Furthermore, the invention makes it possible to avoid the use of humidity sensors, i.e. the control device can be designed so that only temperature sensors are used together with flow rate sensors in the device. Although wet bulb sensors or electrical sensors can be used to detect humidity, these are best avoided as they are easily contaminated or damaged and are difficult to keep calibrated with a sufficient degree of accuracy.

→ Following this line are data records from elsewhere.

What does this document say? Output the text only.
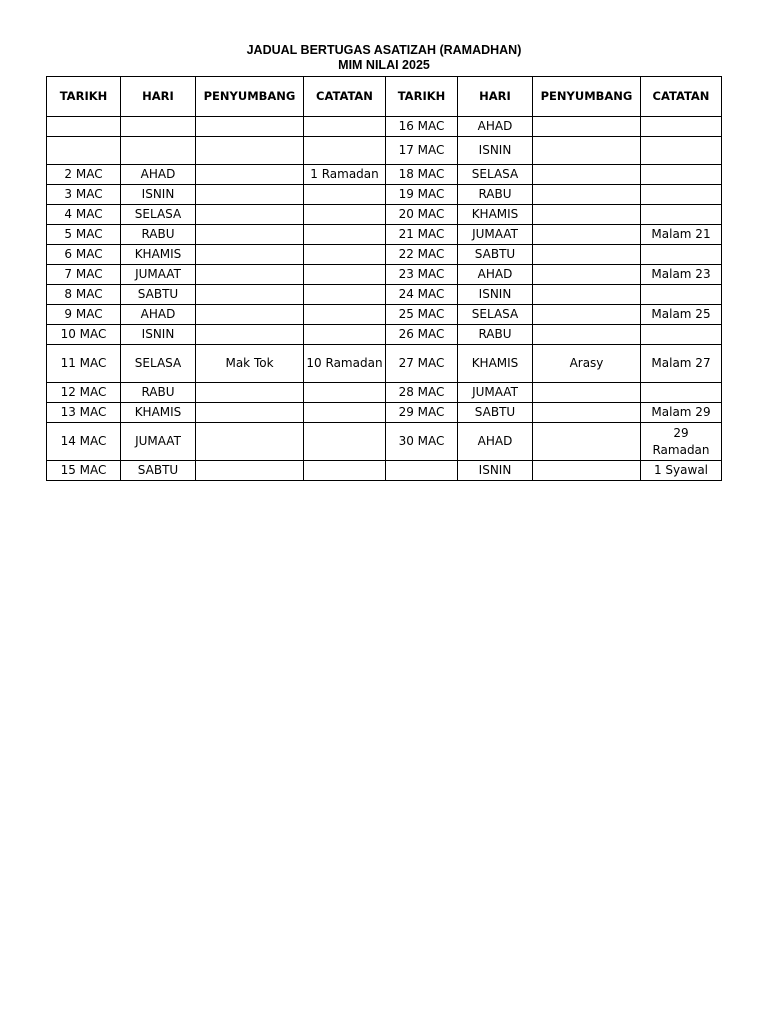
JADUAL BERTUGAS ASATIZAH (RAMADHAN)
MIM NILAI 2025
TARIKH	HARI	PENYUMBANG	CATATAN	TARIKH	HARI	PENYUMBANG	CATATAN
				16 MAC	AHAD		
				17 MAC	ISNIN		
2 MAC	AHAD		1 Ramadan	18 MAC	SELASA		
3 MAC	ISNIN			19 MAC	RABU		
4 MAC	SELASA			20 MAC	KHAMIS		
5 MAC	RABU			21 MAC	JUMAAT		Malam 21
6 MAC	KHAMIS			22 MAC	SABTU		
7 MAC	JUMAAT			23 MAC	AHAD		Malam 23
8 MAC	SABTU			24 MAC	ISNIN		
9 MAC	AHAD			25 MAC	SELASA		Malam 25
10 MAC	ISNIN			26 MAC	RABU		
11 MAC	SELASA	Mak Tok	10 Ramadan	27 MAC	KHAMIS	Arasy	Malam 27
12 MAC	RABU			28 MAC	JUMAAT		
13 MAC	KHAMIS			29 MAC	SABTU		Malam 29
14 MAC	JUMAAT			30 MAC	AHAD		29 Ramadan
15 MAC	SABTU				ISNIN		1 Syawal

With regard to the humidification device, the invention allows for even further simplification. As will be described in more detail below, an embodiment of the humidification device may comprise an air saturation device which wets surfaces over which the air flows with spray water, followed by a water removal device to remove the liquid droplets from the air stream. This is an arrangement in which the only input required is the water supply rate for spraying water to keep the surfaces wet, and even this does not need to be precisely controlled or even monitored. Thus, a humidification device according to the invention may be one which does not require, for example, any controllable heat input or monitoring of the temperature of the water supply.

In an apparatus according to the invention, a process of rapidly controlling the moisture content of a fabric is carried out using air of controlled temperature and relative humidity to supply moisture to the fabric so that the fabric increases its moisture content to a level known as the equilibrium recapitulation for that temperature and humidity. The air is blown/sucked through the fabric to reduce the thickness of the obstructive boundary layer of stationary air around the fibers which slows down the conditioning process. The passage of the air through the fabric provides a source of moisture to be absorbed and provides for the removal of heat released by the process which would otherwise slow down the process. A decrease in the thickness of the boundary layer occurs and this, together with the removal of heat generated at the fiber surfaces, causes the fabric to absorb moisture much more readily than if the process were allowed to proceed passively. To ensure an economically viable speed of the process, the air velocity must be sufficient to adequately reduce the thickness of the boundary layer around the fibers. As the air velocity through the fabric increases, the rate of transport of moisture to the fabric and heat away from the fabric also increases; but this simultaneously increases the operating costs of the process. Cost factors therefore influence the choice of both a lower and an upper value for the air velocity through a fabric.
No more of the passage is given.